CHICAGO - After seeing a significant drop in the number of pre-kindergarten and special education students enrolled in its online classes, the Chicago Public Schools on Friday announced that many of those children would return to the classroom by the end of December.
“It is evident that online learning is not working for many of our students, and we must explore every possible opportunity to safely bring students back to school,” CPS officials said in a letter to parents that was posted on its web site.
CPS, which said all students would continue remote learning when the second quarter starts next month, did not indicate a specific date of when it would start phasing back to in-person instruction for their “most vulnerable” children. But it noted that administrators would make a decision in the next few weeks after consulting with public health officials.

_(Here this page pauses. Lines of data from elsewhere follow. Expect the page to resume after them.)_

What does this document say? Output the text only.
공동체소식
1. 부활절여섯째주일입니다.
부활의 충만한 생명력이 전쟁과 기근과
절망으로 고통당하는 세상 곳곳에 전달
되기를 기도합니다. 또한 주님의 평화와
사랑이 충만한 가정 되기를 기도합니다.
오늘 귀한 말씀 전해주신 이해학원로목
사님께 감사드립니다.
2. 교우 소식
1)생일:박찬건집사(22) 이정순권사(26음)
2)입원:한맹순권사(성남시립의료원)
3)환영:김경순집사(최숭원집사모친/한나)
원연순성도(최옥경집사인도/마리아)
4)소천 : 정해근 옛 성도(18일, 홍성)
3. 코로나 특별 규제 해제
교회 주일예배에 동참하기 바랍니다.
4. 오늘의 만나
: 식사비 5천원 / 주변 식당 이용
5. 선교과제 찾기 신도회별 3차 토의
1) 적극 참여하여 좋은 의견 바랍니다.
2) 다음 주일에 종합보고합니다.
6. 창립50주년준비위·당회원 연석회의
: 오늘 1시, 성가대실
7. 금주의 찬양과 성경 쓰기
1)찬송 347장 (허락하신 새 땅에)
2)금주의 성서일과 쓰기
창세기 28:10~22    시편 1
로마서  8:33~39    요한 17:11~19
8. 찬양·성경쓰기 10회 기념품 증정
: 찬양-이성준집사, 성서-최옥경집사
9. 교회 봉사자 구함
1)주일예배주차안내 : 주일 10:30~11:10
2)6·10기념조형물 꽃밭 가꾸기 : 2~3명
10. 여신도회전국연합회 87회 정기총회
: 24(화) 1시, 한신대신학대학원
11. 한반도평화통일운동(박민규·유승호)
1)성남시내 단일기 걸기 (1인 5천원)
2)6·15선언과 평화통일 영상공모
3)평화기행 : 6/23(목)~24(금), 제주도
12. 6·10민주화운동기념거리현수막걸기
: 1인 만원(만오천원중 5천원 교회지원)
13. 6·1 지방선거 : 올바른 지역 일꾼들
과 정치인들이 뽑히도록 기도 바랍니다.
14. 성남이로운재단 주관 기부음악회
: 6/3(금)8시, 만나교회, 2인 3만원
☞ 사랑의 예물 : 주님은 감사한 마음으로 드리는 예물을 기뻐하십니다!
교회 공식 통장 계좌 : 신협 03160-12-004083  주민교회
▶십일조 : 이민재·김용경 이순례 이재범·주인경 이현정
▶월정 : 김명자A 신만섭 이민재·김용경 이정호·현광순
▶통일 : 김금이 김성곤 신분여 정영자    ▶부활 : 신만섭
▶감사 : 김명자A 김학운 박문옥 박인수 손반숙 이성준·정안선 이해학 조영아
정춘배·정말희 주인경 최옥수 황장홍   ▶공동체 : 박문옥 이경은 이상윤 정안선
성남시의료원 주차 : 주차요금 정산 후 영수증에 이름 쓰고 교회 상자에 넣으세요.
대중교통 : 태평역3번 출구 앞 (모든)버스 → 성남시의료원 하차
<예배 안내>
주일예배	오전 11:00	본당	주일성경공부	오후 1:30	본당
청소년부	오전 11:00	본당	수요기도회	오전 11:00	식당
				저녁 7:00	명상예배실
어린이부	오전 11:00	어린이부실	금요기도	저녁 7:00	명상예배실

The district added that it hopes more grades would return to the classroom as early as January.
The Chicago Teachers Union said it would fight the plan that the union’s attorney Thad Goodchild called “ill-timed, reckless and illegal.” Not only do statistics show the coronavirus pandemic is worsening, the union contends, but the district and Mayor Lori Lightfoot have not done nearly enough or invested sufficient money to make sure the school buildings are safe.

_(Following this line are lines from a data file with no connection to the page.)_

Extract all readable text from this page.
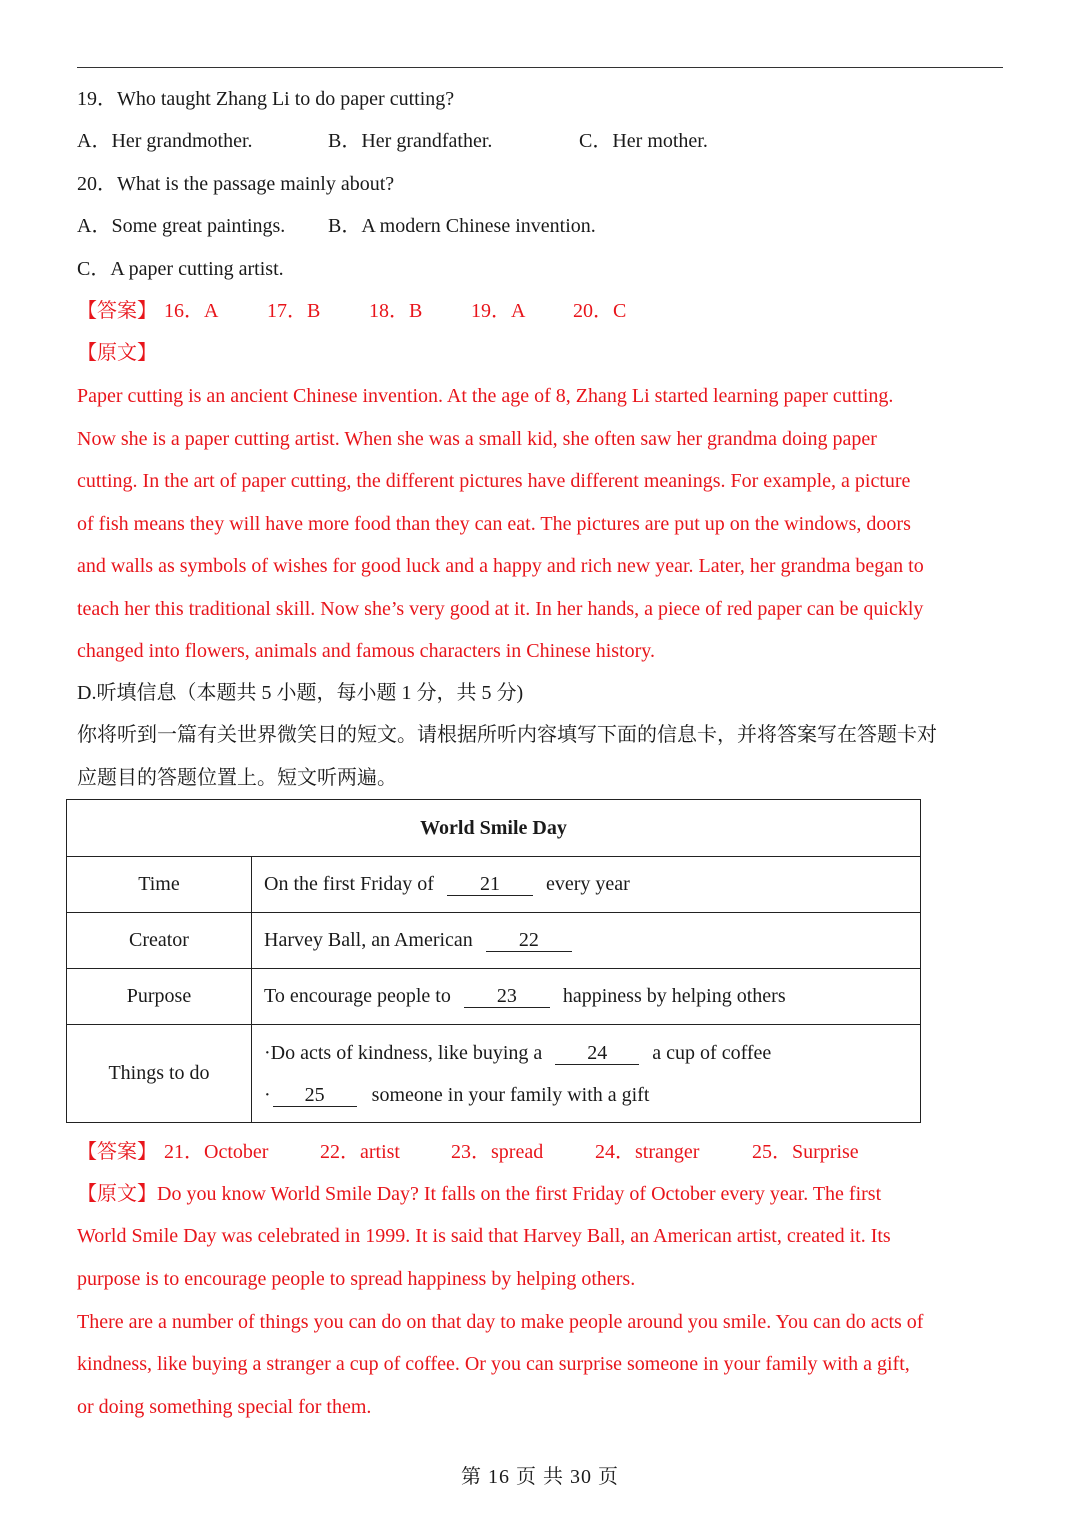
19．Who taught Zhang Li to do paper cutting?
A．Her grandmother.	B．Her grandfather.	C．Her mother.
20．What is the passage mainly about?
A．Some great paintings. B．A modern Chinese invention.
C．A paper cutting artist.
【答案】 16．A 17．B 18．B 19．A 20．C
【原文】
Paper cutting is an ancient Chinese invention. At the age of 8, Zhang Li started learning paper cutting.
Now she is a paper cutting artist. When she was a small kid, she often saw her grandma doing paper
cutting. In the art of paper cutting, the different pictures have different meanings. For example, a picture
of fish means they will have more food than they can eat. The pictures are put up on the windows, doors
and walls as symbols of wishes for good luck and a happy and rich new year. Later, her grandma began to
teach her this traditional skill. Now she’s very good at it. In her hands, a piece of red paper can be quickly
changed into flowers, animals and famous characters in Chinese history.
D.听填信息（本题共 5 小题，每小题 1 分，共 5 分)
你将听到一篇有关世界微笑日的短文。请根据所听内容填写下面的信息卡，并将答案写在答题卡对
应题目的答题位置上。短文听两遍。
World Smile Day	
Time	On the first Friday of 21 every year
Creator	Harvey Ball, an American 22
Purpose	To encourage people to 23 happiness by helping others
Things to do	·Do acts of kindness, like buying a 24 a cup of coffee
· 25 someone in your family with a gift
【答案】 21．October	22．artist	23．spread	24．stranger	25．Surprise
【原文】Do you know World Smile Day? It falls on the first Friday of October every year. The first
World Smile Day was celebrated in 1999. It is said that Harvey Ball, an American artist, created it. Its
purpose is to encourage people to spread happiness by helping others.
There are a number of things you can do on that day to make people around you smile. You can do acts of
kindness, like buying a stranger a cup of coffee. Or you can surprise someone in your family with a gift,
or doing something special for them.
第 16 页 共 30 页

“Special education students — children who are among the school district’s most medically vulnerable students — will be learning in-person in November, along with the District’s littlest learners,” according to a statement from the union. “That move defies the science and puts thousands of students, family members and educators at risk from the deadly pandemic.”
But the district said it has taken “extensive measures... to ensure the heath and safety of our students.” When the children return, it also noted the schools will have in place a host of safety measures, including temperature checks, a requirement to wear face masks at all times and strict adherence to social distancing.
Further, the district told parents, “Many daycares and preschools have been open since the spring with very few cases of COVID-19 transmission, and national data has shown that schools do not seem to be a significant source of transmission.”
The district added that the move is necessary to address the largest single-year drop in enrollment in more than two decades — more than 15,000 students — that is largely driven by a drop in the number of new families enrolling this fall in elementary school and preschool programs.
“While we’re seeing similar trends across the country, the stunning decline among Black children enrolled in pre-K casts a somber light on how the pandemic and remote learning negatively impact our youngest learners,” LaTanya McDade, CPS’ chief education officer, said in a statement.
Additionally, parents of special education students have reported that their youngsters are having a difficult time with online learning, the district said.